A poor village of largely Thoti traditional minstrel bards, close to Tiryani market town. However situated in low lying land, close to and small river, it frequently floods in heavy monsoons.

Manikgarh Fort

This is now a ruined and uninhabited fortress that was once, from the 13th century until 1751, the feudal capital of the Raj Gond kings of Chanda, when they were defending their kingdom against inroads of the neighbouring Maratha kingdoms.

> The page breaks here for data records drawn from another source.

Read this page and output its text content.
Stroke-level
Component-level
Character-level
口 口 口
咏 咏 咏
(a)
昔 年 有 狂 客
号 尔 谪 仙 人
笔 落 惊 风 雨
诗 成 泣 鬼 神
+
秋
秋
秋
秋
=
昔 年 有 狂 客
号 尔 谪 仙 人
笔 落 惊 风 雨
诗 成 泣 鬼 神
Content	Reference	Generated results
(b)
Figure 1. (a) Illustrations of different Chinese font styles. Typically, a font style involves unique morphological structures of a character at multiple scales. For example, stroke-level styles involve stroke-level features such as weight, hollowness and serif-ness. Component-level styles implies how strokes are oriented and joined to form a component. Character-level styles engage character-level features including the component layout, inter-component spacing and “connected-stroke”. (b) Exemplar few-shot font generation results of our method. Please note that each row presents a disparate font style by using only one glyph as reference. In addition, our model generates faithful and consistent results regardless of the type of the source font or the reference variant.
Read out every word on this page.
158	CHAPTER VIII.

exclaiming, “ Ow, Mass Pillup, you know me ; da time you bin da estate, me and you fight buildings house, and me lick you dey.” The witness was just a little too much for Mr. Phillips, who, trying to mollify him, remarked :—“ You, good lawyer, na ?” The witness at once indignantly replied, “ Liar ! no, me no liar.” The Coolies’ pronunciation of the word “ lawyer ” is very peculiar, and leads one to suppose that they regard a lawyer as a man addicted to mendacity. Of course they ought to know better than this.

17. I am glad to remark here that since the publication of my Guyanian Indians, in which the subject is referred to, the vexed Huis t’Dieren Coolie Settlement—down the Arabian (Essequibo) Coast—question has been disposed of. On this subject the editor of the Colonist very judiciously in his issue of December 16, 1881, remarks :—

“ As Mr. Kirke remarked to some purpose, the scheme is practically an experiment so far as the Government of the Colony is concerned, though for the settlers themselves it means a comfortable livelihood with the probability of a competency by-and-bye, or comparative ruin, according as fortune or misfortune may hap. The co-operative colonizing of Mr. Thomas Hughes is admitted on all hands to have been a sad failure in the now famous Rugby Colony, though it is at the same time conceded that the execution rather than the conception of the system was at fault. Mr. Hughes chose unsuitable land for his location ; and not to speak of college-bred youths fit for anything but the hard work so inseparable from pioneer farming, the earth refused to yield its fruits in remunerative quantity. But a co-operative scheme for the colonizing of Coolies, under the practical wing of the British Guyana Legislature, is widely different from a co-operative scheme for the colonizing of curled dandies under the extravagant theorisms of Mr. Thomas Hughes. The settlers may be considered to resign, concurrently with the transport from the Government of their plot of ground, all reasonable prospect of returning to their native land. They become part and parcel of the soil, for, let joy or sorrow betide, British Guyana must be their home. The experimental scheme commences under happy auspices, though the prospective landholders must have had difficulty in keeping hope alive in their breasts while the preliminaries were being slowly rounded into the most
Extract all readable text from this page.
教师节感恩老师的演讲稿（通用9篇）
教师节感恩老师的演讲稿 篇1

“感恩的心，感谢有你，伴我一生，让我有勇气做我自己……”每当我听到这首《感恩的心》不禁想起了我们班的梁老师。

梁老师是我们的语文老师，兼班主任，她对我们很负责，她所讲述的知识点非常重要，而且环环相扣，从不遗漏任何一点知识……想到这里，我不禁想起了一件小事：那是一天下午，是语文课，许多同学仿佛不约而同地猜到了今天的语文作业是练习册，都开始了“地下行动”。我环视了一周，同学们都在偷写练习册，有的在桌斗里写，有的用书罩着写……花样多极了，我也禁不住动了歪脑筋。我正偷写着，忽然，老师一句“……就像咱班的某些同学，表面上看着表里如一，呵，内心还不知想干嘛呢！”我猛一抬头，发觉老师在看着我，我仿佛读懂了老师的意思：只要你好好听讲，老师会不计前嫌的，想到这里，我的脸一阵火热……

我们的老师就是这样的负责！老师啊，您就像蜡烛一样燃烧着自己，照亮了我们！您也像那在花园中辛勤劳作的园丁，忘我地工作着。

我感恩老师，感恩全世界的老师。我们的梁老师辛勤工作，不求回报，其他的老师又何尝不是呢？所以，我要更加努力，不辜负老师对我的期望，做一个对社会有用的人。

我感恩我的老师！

It is situated on a hilltop 28 miles north of Asifabad in Maharashtra State. In modern times the Raj Gond king has a substantial palace in Chanda.

Marlavai

This is the village where my professor and his wife Elizabeth and Christoph von Fürer Haimendorf lived from 1943 to 1947. It is in Utnur Taluq. While I was in Ginnedhari he spent two more years here. Unlike the Asifabad region it is on the high central granite plateau of India.

Moinda

Moinda is a small village close to Guddipet in the Ginnedhari valley some three miles from Tiryani.

Mowad

A small village some 11 miles northwest of Ginnedhari. It has a perennial river running through it, which makes it good for growing paddy rice. It is nestled in a narrow valley surrounded by dense virgin forest. It also has fertile black cotton, ‘regar‘ soil for cultivation sorghum, ‘jawaar‘.

Pangri Madura

This small hamlet is about five miles northwest of Ginnedhari. It consists of a few households scattered among its sorghum millet, ‘jawaar‘, fields.

Pedda Vagu river

Pedda Vagu‘ simply means Large River in the Gondi language. It runs west to east about a mile north of Asifabad. All the rivers and streams of the Asifabad plains run into the ‘Pedda Vagu’. It varies from a shallow river to a raging torrent in the monsoons.

Rebena, Sitaramji

Rebenna has become a large market town with many non-adivasi traders and shopkeepers, on the main road from Asifabad to Mancherial. It is the home town of a Raj Gond aristocrat called Sitaramji.

Rompalli

This large Raj Gond village is ten miles south of Ginnedhari in Luxettipet Taluq. The Ada clan are the headmen. It  is the home town of Ada Jalpatirao, who was my researcher and translator. Many of the farmers here were landless labourers on their ancestral land, which they had mortgaged to a nearby Hindu moneylender from Mandamari, called Madavarao. However the forward thinking headmen had started a primary school in the village. It now has a leading high school.

SamthulaGundam waterfall

Also called the Savattigungam falls. These magnificent waterfalls lie on the edge of the central Indian granite massif, called ‘Gondwanaland‘, which here drops the the eastern coastal plains. It is 11 mile northwest of Ginnedhari. During the monsoon rains this is a massive torrent on a side stream of the Vatti Vagu river.

Sungapur

This was a particularly large Kolam village about 3 miles northwest of Ginnedhari. The headman was Tekam Katti Patel, with his son Tekam Bhim Patel.  The village then had no school, but it is now electrified and has a high school. The Kolam people are ‘Adivasi‘ tribals and have a close relationship with the Raj Gonds. They share in many common religious practices and ceremonies, especially that of ‘Dandari‘. The Kolam tribe are renowned for their use of forest produce and collecting wild bee honey. 

Vatti Vagu river

This river drains the valleys south of Asifabad and flows into the Pedda Vagu river just north of Asifabad. Today it has been been dammed to create the Vatti Vagu reservoir, that has flooded a number of Rag Gond villages. I always had to cross it on my journey from Ginnedhari to Asifabad. While it is easily fordable for most of the year, it becomes a torrent in the monsoons. Today there are new and extensive coal mines just southwest of the reservoir feeding the steel furnaces at Bellampalli.